Pilotprojekt: Klangpädagogik bei traumatisierten Kindern – Ehnis (2014)

Im Rahmen eines pädagogisch-therapeutischen Pilotprojekts wurden klangpädagogische Settings gezielt in die Arbeit mit Jugendlichen in der stationären Kinder- und Jugendhilfe integriert. Fünf Jugendliche aus belasteten Familienverhältnissen nahmen im therapeutischen Setting an etwa 14 Einzelsitzungen teil. Ergänzend wurden sowohl die Jugendlichen selbst als auch Lehrkräfte und Erzieher zu ihren Erfahrungen befragt.

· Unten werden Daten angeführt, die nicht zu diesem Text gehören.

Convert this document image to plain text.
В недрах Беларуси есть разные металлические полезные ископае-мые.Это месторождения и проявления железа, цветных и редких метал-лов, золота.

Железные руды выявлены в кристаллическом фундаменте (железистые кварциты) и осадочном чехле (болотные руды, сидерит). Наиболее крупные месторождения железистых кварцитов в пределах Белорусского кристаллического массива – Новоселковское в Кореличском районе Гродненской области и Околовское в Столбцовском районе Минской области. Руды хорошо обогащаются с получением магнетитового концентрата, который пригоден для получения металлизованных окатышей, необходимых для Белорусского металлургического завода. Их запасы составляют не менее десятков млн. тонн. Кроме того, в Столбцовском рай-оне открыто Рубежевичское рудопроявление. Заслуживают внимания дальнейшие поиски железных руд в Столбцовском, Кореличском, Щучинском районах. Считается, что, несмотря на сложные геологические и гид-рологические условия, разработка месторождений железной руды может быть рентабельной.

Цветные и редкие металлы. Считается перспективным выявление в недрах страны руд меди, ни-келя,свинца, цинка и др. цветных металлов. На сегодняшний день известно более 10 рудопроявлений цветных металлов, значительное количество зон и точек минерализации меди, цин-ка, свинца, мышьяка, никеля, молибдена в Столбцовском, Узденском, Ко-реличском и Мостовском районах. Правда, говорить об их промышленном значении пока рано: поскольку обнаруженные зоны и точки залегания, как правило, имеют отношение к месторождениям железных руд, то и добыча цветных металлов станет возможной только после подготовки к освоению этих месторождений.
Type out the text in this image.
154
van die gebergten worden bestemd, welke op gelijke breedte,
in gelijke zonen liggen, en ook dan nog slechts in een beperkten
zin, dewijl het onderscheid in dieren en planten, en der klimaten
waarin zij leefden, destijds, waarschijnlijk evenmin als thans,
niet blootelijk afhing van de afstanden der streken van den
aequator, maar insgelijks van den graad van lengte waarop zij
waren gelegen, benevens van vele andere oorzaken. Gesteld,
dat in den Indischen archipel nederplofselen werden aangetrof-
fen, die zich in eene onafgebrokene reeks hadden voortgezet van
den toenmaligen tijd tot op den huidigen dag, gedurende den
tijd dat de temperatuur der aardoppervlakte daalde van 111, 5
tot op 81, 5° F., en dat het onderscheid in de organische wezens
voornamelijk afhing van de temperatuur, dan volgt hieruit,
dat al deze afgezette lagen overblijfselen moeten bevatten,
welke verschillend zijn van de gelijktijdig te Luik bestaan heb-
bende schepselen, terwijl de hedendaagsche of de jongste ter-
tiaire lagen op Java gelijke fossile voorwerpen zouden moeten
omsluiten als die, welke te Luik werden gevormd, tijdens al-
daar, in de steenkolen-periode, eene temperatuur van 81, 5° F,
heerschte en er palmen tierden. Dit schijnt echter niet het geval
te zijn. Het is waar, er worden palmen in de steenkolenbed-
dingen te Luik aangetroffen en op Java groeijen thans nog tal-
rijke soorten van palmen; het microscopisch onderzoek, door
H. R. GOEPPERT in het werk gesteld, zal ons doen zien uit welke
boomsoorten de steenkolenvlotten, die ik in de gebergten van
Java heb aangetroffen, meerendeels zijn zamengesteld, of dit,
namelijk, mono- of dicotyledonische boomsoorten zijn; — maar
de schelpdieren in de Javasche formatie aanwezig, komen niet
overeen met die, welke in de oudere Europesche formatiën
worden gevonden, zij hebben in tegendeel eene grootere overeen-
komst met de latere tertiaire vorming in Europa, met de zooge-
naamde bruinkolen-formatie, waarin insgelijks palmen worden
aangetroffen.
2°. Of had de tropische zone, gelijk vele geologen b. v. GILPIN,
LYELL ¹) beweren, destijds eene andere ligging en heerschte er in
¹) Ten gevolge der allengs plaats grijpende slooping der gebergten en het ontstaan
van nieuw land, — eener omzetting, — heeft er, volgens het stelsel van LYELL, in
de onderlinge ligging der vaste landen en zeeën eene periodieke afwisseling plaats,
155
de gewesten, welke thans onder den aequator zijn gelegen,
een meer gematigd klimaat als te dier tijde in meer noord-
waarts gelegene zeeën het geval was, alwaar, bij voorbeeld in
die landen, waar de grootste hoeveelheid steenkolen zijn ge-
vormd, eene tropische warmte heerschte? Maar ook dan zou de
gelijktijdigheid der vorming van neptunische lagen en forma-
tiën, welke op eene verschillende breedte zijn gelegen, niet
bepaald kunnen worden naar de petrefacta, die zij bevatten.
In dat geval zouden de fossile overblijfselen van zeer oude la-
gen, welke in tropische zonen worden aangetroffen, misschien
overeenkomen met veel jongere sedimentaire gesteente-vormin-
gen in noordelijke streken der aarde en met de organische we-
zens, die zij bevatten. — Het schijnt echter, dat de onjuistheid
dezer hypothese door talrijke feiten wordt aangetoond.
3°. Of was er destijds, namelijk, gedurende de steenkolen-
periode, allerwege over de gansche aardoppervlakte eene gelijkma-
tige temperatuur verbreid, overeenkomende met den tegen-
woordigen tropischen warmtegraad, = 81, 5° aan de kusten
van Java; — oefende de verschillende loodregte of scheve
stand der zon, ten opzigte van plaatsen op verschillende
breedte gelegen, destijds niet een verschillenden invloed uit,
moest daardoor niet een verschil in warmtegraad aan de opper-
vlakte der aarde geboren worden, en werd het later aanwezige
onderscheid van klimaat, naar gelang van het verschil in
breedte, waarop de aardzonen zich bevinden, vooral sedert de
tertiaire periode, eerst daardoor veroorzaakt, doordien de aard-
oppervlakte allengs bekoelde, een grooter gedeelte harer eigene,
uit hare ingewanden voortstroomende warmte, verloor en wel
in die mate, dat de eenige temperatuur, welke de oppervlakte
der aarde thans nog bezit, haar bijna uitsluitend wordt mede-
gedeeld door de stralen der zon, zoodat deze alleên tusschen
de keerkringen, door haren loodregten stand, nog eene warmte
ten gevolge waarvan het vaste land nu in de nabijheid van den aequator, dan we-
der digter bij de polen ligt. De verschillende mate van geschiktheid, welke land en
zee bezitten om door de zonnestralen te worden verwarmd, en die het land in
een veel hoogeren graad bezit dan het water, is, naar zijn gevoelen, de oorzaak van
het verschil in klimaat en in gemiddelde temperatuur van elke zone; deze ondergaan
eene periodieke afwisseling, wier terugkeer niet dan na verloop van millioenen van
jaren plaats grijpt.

Das Projekt wurde ab 2007 von Gabriele Ehnis, einer in der Peter Hess®-Klangpädagogik ausgebildeten Psychotherapeutin, durchgeführt.

Ergebnisse des Pilotprojektes

Gabriele Ehnis · Pilotprojekt (ab 2007) · Veröffentlichung (2010)

  • Erleichterter und beschleunigter Beziehungsaufbau zwischen Therapeutin und Jugendlichen
  • Weniger Widerstände im therapeutischen Prozess und dadurch höhere Therapiebereitschaft
  • Förderung eines nonverbalen Austauschs auf unbewusster Ebene
    Unterstützung und Vorbereitung von Körperarbeit im weiteren Therapieverlauf
  • Positive Effekte für die Therapeutin:
    • Verbesserte Resonanzfähigkeit im Kontakt
    • Schonung von Energie und Ressourcen
    • Erhalt von Motivation und Arbeitsfreude
  • Insgesamt: wirksame Unterstützung therapeutischer Prozesse im Jugendhilfekontext durch Klangarbeit

Ein Bericht zu der Studie ist veröffentlicht in der Fachzeitschrift Kang-Massage-Therapie 7/2010 (Download)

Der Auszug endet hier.